В солнечную среду он подошел к дому писателя. Огромные, насквозь пропыленные ботинки глухо ударили по ступеням. Правым локтем он уперся в дверь, слегка покачиваясь, и стал беспрерывно звонить.
— Выйди, Брэдбери, мне нужно поговорить с тобой! — гремел он. — Уж не думаешь ли ты, что я пьян? Ну, выходи… Это ты увлек меня своими небылицами, ты забил голову мальчишке. Не глотай он твои книжки, разве вздумалось бы ему на Марс полететь, космонавтом стать? Да я бы спокойно гонял себе мяч или, на худой конец, сделался бы врачом, а когда пришло время — женился бы… уж будь спокоен.
Он звонил — дом отвечал тишиной. Возможно, что там не было ни души, но он не терял надежды. Он грозил, просил, требовал, умолял. Почему до сих пор не открыли дверь? Завтра ему лететь туда, где он проторчит двенадцать лет. Приятного там мало. Песчаные дюны, стоградусный мороз. А здесь не с кем и словом перемолвиться. Жена школьного дружка только что вежливо выпроводила его из дому. А он хотел выпить чашечку кофе. Может быть, он и в самом деле громко разговаривает? Привычка — врачи советовали, чтобы совсем не разучиться говорить там, в песках. Никому он зла не желает, только вот не с кем потолковать, душу отвести? Может, Рэй катается на велосипеде? Он подождет. Он расскажет кое-что. Не о чудесах вовсе. Чудес там нет — голод да холод. Однажды на обратном пути они ели кожаные пилотские кресла. И все умерли — один за другим, потому что кожа оказалась дешевым синтетическим заменителем. После этого… он снова улетел, надо же. А теперь он не может не лететь, рад бы, да не может. Его тянет туда. Здесь его забыли, он и семьей-то не успел обзавестись. А если б и была у него жена, разве удержалась бы? Не ушла? Кто поручится?
Ну так в чем дело? Почему Брэдбери не хочет поговорить с живым капитаном Йорком? Где он там прячется? Может, прилег вздремнуть? Так он разбудит. Если звонок тихий, он постучит в окошко, бросит камешек в стекло. Один, другой… Пусть Брэдбери встанет на минутку, пусть выслушает его. Что зазорного в том, что они выпьют вместе по чашечке кофе? И пусть его извинят, он привык к небьющимся стеклам.
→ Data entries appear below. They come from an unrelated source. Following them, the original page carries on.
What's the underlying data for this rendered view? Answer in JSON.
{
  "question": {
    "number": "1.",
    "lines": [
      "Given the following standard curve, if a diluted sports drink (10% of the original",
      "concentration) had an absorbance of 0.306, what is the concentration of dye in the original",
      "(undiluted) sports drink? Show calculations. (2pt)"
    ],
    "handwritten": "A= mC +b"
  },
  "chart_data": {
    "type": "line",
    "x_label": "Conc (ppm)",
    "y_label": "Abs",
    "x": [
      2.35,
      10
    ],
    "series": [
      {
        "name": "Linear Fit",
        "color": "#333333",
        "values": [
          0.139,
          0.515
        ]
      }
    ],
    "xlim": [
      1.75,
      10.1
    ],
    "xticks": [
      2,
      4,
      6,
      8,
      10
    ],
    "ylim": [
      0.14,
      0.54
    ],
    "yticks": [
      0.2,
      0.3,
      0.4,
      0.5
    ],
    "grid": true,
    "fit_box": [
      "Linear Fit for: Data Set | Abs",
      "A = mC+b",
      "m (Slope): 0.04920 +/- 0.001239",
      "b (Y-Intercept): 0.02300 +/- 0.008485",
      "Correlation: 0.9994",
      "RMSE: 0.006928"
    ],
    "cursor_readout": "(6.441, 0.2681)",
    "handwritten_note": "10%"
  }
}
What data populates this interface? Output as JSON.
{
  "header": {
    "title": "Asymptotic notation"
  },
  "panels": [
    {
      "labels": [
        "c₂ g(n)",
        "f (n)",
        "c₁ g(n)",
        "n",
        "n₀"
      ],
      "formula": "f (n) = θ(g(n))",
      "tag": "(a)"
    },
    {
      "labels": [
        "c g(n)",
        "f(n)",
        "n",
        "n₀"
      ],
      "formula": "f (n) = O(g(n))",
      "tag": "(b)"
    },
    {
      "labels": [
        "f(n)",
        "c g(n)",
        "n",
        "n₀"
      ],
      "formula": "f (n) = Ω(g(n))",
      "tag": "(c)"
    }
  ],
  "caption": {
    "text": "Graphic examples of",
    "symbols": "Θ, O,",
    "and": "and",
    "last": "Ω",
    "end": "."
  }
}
— Мне нужно поговорить, завтра я улетаю. Нельзя откладывать!
Он кричал и говорил не переставая. Он хотел потолковать о друзьях, и о полетах, и о марсианских песках.
Осколки стекла потревожили мохнатых шмелей в золотистых цветах перед домом. Подошли два полисмена.
— Посмотри-ка на него, — сказал первый. — Еще один. Просто эпидемия.
— Может быть, этот настоящий? — спросил второй. — С Марса?
— Да ты свихнулся, что ли? Бери его, только осторожней.
И он замахнулся дубинкой. Но космонавт увернулся и выбил ему зубы. Подоспела полицейская машина. До конца дня было тихо и солнечно.